What is most interesting is the dialog that is happening in the comments. There are those who are condemning the driver, citing his aggressive stance and other criticizing the cyclists for either provoking the driver by not being courteous riders or for following too close (which technically is correct, if you are a vehicle you are suppose to stay far enough back to be able to stop if necessary, and cyclists have to observe the same rules of the road.)

The thing that is most disturbing is that the dialog is very polarized, most are accusatory on both sides. The debate is a winner take all attitude. If I am 49% wrong and you are 51% wrong then you take all the blame kind of discourse. Of course sentencing is suppose to address the nuances. The sentence of five years at first seemed excessive but visiting the Bureau of Justice Statistics five years seems about average as quoted here.


Felony convictions

State and federal courts convicted a combined total of nearly 1,145,000 adults of felonies in 2004. Of these felony convictions, an estimated 1,079,000 adults were convicted in state courts and 66,518 were convicted in federal courts, accounting for 6% of the national total.

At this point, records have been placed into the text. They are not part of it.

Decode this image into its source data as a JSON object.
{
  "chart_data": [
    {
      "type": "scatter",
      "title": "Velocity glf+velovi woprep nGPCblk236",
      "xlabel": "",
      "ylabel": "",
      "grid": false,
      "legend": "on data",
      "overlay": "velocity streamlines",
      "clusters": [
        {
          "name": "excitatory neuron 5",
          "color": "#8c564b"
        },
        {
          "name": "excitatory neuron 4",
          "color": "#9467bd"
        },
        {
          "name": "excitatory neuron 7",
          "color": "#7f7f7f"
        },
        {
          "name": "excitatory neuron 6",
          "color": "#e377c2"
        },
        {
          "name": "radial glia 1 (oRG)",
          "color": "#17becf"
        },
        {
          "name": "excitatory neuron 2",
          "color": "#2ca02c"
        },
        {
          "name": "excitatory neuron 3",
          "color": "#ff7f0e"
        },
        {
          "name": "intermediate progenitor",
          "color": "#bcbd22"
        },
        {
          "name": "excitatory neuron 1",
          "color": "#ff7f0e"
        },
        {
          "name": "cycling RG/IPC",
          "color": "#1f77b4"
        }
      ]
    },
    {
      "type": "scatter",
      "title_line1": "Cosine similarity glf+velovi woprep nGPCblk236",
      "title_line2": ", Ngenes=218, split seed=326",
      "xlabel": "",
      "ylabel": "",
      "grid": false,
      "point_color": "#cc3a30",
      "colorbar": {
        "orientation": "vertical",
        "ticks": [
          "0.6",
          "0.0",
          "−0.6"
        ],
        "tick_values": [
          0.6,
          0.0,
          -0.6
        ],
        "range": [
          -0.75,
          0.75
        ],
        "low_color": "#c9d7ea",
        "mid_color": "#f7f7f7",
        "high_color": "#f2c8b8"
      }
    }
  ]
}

In 2004, 70% of all felons convicted in state courts were sentenced to a period of confinementconfinement in a state prison (40%) or a local jail (30%). Jail sentences are short-term confinement (usually less than 1 year) in a county or city facility. Prison sentences are long-term confinement (usually 1 year or more) in a state facility.

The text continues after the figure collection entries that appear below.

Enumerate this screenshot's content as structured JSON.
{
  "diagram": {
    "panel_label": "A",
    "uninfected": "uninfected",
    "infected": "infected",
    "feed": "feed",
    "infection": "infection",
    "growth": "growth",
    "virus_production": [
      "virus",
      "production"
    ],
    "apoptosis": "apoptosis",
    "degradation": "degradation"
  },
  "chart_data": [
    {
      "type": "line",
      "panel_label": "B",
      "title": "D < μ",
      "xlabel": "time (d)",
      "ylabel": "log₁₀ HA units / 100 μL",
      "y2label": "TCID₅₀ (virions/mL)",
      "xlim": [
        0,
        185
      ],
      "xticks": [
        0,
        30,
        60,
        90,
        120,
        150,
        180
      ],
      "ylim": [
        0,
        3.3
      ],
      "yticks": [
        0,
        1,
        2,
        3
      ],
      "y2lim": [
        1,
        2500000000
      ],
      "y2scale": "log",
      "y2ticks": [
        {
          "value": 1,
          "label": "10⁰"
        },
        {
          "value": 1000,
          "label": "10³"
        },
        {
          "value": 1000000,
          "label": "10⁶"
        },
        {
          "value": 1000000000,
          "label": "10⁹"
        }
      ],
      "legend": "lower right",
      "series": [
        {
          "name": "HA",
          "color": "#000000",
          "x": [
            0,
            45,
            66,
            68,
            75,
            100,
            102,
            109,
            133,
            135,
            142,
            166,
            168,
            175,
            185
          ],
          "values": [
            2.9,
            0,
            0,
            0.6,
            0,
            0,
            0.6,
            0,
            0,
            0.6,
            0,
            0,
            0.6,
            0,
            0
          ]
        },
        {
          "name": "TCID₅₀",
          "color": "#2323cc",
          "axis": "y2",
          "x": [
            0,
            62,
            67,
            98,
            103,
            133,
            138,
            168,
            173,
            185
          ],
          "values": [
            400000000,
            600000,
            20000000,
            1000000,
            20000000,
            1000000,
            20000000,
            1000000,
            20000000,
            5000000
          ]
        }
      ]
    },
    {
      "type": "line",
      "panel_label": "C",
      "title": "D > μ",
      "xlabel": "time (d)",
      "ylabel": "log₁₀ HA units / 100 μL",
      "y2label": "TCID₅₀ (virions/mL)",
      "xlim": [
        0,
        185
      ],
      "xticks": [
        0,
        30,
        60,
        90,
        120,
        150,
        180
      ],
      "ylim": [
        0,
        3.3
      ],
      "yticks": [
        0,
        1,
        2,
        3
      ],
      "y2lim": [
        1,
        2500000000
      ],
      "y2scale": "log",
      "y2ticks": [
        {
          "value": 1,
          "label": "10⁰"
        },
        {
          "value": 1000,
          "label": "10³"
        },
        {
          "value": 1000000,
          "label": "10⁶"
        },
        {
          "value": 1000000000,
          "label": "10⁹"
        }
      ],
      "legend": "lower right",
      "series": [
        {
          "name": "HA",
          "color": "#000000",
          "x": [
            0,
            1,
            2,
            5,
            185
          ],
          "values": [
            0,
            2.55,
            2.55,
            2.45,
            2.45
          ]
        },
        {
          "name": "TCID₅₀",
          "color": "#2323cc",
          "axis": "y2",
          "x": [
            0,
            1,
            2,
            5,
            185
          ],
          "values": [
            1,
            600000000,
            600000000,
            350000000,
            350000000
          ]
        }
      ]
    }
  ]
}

Prison sentences handed down by state courts in 2004 averaged almost 5 years .



and given the intent to harm and the use of a weapon (car) based on an internet definition below


A person is guilty of aggravated assault if he or she attempts to cause serious bodily injury to another or causes such injury purposely, knowingly, or recklessly under circumstances manifesting extreme indifference to the value of human life; or attempts to cause or purposely or knowingly causes bodily injury to another with a deadly weapon. In all jurisdictions statutes punish such aggravated assaults as assault with intent to murder (or rob or kill or rape) and assault with a dangerous (or deadly) weapon more severely than "simple" assaults.

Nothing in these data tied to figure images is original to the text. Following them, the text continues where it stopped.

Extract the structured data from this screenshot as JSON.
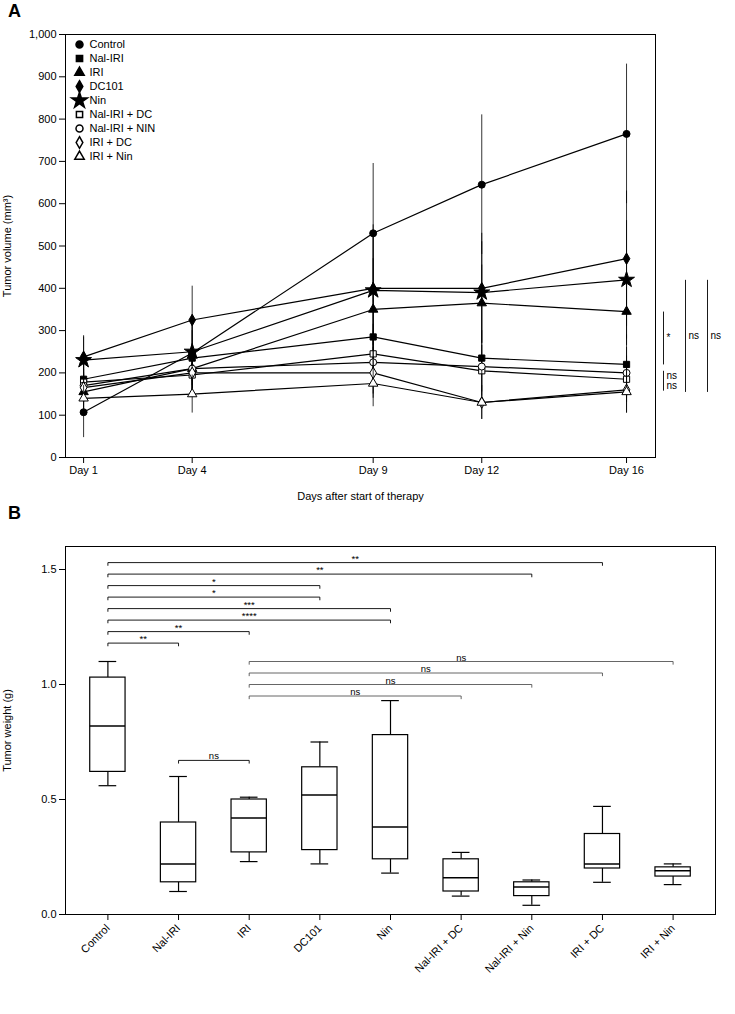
{
  "chart_data": [
    {
      "type": "line",
      "title": "A",
      "xlabel": "Days after start of therapy",
      "ylabel": "Tumor volume (mm³)",
      "x": [
        1,
        4,
        9,
        12,
        16
      ],
      "xlim": [
        0.5,
        16.8
      ],
      "xticks": [
        {
          "value": 1,
          "label": "Day 1"
        },
        {
          "value": 4,
          "label": "Day 4"
        },
        {
          "value": 9,
          "label": "Day 9"
        },
        {
          "value": 12,
          "label": "Day 12"
        },
        {
          "value": 16,
          "label": "Day 16"
        }
      ],
      "ylim": [
        0,
        1000
      ],
      "yticks": [
        0,
        100,
        200,
        300,
        400,
        500,
        600,
        700,
        800,
        900,
        {
          "value": 1000,
          "label": "1,000"
        }
      ],
      "legend": "upper left",
      "series": [
        {
          "name": "Control",
          "color": "black",
          "marker": "circle",
          "values": [
            107,
            247,
            530,
            645,
            765
          ],
          "errors": [
            60,
            90,
            165,
            165,
            165
          ]
        },
        {
          "name": "Nal-IRI",
          "color": "black",
          "marker": "square",
          "values": [
            185,
            235,
            285,
            235,
            220
          ],
          "errors": [
            55,
            65,
            80,
            65,
            70
          ]
        },
        {
          "name": "IRI",
          "color": "black",
          "marker": "triangle",
          "values": [
            155,
            210,
            350,
            365,
            345
          ],
          "errors": [
            40,
            55,
            120,
            90,
            80
          ]
        },
        {
          "name": "DC101",
          "color": "black",
          "marker": "diamond",
          "values": [
            238,
            325,
            400,
            400,
            470
          ],
          "errors": [
            50,
            80,
            150,
            130,
            160
          ]
        },
        {
          "name": "Nin",
          "color": "black",
          "marker": "star",
          "values": [
            230,
            250,
            395,
            390,
            420
          ],
          "errors": [
            55,
            70,
            130,
            120,
            140
          ]
        },
        {
          "name": "Nal-IRI + DC",
          "color": "black",
          "marker": "square-open",
          "values": [
            178,
            195,
            245,
            205,
            185
          ],
          "errors": [
            40,
            50,
            70,
            60,
            55
          ]
        },
        {
          "name": "Nal-IRI + NIN",
          "color": "black",
          "marker": "circle-open",
          "values": [
            170,
            210,
            225,
            215,
            200
          ],
          "errors": [
            38,
            55,
            75,
            60,
            60
          ]
        },
        {
          "name": "IRI + DC",
          "color": "black",
          "marker": "diamond-open",
          "values": [
            165,
            200,
            200,
            130,
            160
          ],
          "errors": [
            35,
            55,
            60,
            40,
            55
          ]
        },
        {
          "name": "IRI + Nin",
          "color": "black",
          "marker": "triangle-open",
          "values": [
            140,
            150,
            175,
            130,
            155
          ],
          "errors": [
            30,
            45,
            55,
            40,
            50
          ]
        }
      ],
      "annotations": [
        {
          "y1": 220,
          "y2": 345,
          "labels": [
            {
              "text": "*",
              "y": 282
            }
          ]
        },
        {
          "y1": 158,
          "y2": 205,
          "labels": [
            {
              "text": "ns",
              "y": 193
            },
            {
              "text": "ns",
              "y": 170
            }
          ]
        },
        {
          "y1": 155,
          "y2": 420,
          "labels": [
            {
              "text": "ns",
              "y": 287
            }
          ]
        },
        {
          "y1": 155,
          "y2": 420,
          "labels": [
            {
              "text": "ns",
              "y": 287
            }
          ]
        }
      ]
    },
    {
      "type": "box",
      "title": "B",
      "ylabel": "Tumor weight (g)",
      "color": "black",
      "categories": [
        "Control",
        "Nal-IRI",
        "IRI",
        "DC101",
        "Nin",
        "Nal-IRI + DC",
        "Nal-IRI + Nin",
        "IRI + DC",
        "IRI + Nin"
      ],
      "boxes": [
        {
          "q1": 0.62,
          "median": 0.82,
          "q3": 1.03,
          "whislo": 0.56,
          "whishi": 1.1
        },
        {
          "q1": 0.14,
          "median": 0.22,
          "q3": 0.4,
          "whislo": 0.1,
          "whishi": 0.6
        },
        {
          "q1": 0.27,
          "median": 0.42,
          "q3": 0.5,
          "whislo": 0.23,
          "whishi": 0.51
        },
        {
          "q1": 0.28,
          "median": 0.52,
          "q3": 0.64,
          "whislo": 0.22,
          "whishi": 0.75
        },
        {
          "q1": 0.24,
          "median": 0.38,
          "q3": 0.78,
          "whislo": 0.18,
          "whishi": 0.93
        },
        {
          "q1": 0.1,
          "median": 0.16,
          "q3": 0.24,
          "whislo": 0.08,
          "whishi": 0.27
        },
        {
          "q1": 0.08,
          "median": 0.12,
          "q3": 0.14,
          "whislo": 0.04,
          "whishi": 0.15
        },
        {
          "q1": 0.2,
          "median": 0.22,
          "q3": 0.35,
          "whislo": 0.14,
          "whishi": 0.47
        },
        {
          "q1": 0.165,
          "median": 0.19,
          "q3": 0.205,
          "whislo": 0.13,
          "whishi": 0.22
        }
      ],
      "ylim": [
        0.0,
        1.6
      ],
      "yticks": [
        {
          "value": 0,
          "label": "0.0"
        },
        0.5,
        {
          "value": 1,
          "label": "1.0"
        },
        1.5
      ],
      "annotations": [
        {
          "from": "Control",
          "to": "Nal-IRI",
          "y": 1.18,
          "text": "**",
          "color": "black"
        },
        {
          "from": "Control",
          "to": "IRI",
          "y": 1.23,
          "text": "**",
          "color": "black"
        },
        {
          "from": "Control",
          "to": "Nin",
          "y": 1.28,
          "text": "****",
          "color": "black"
        },
        {
          "from": "Control",
          "to": "Nin",
          "y": 1.33,
          "text": "***",
          "color": "black"
        },
        {
          "from": "Control",
          "to": "DC101",
          "y": 1.38,
          "text": "*",
          "color": "black"
        },
        {
          "from": "Control",
          "to": "DC101",
          "y": 1.43,
          "text": "*",
          "color": "black"
        },
        {
          "from": "Control",
          "to": "Nal-IRI + Nin",
          "y": 1.48,
          "text": "**",
          "color": "black"
        },
        {
          "from": "Control",
          "to": "IRI + DC",
          "y": 1.53,
          "text": "**",
          "color": "black"
        },
        {
          "from": "Nal-IRI",
          "to": "IRI",
          "y": 0.67,
          "text": "ns",
          "color": "black"
        },
        {
          "from": "IRI",
          "to": "Nal-IRI + DC",
          "y": 0.95,
          "text": "ns",
          "color": "#555555"
        },
        {
          "from": "IRI",
          "to": "Nal-IRI + Nin",
          "y": 1.0,
          "text": "ns",
          "color": "#555555"
        },
        {
          "from": "IRI",
          "to": "IRI + DC",
          "y": 1.05,
          "text": "ns",
          "color": "#555555"
        },
        {
          "from": "IRI",
          "to": "IRI + Nin",
          "y": 1.1,
          "text": "ns",
          "color": "#555555"
        }
      ]
    }
  ]
}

The felony sentence seems appropriate.

Unfortunately this case has polarized more than resolved issues. Our network of roads, streets and paths are signs of a civil society. Maintained for the citizenry for the benefit of all the citizenry. Our tax distribution and allocations really exemplify that our support for cars is first and foremost. And this allocation of resources only reinforces that cars are special. More balanced spending on different modes of transportation would go a long way to removing the subconscious notion that cars and mechanical transportation is normal. It may be our norm, but it is definitely not natural. And since it is not natural, we can shape our own norms. It's time that we do.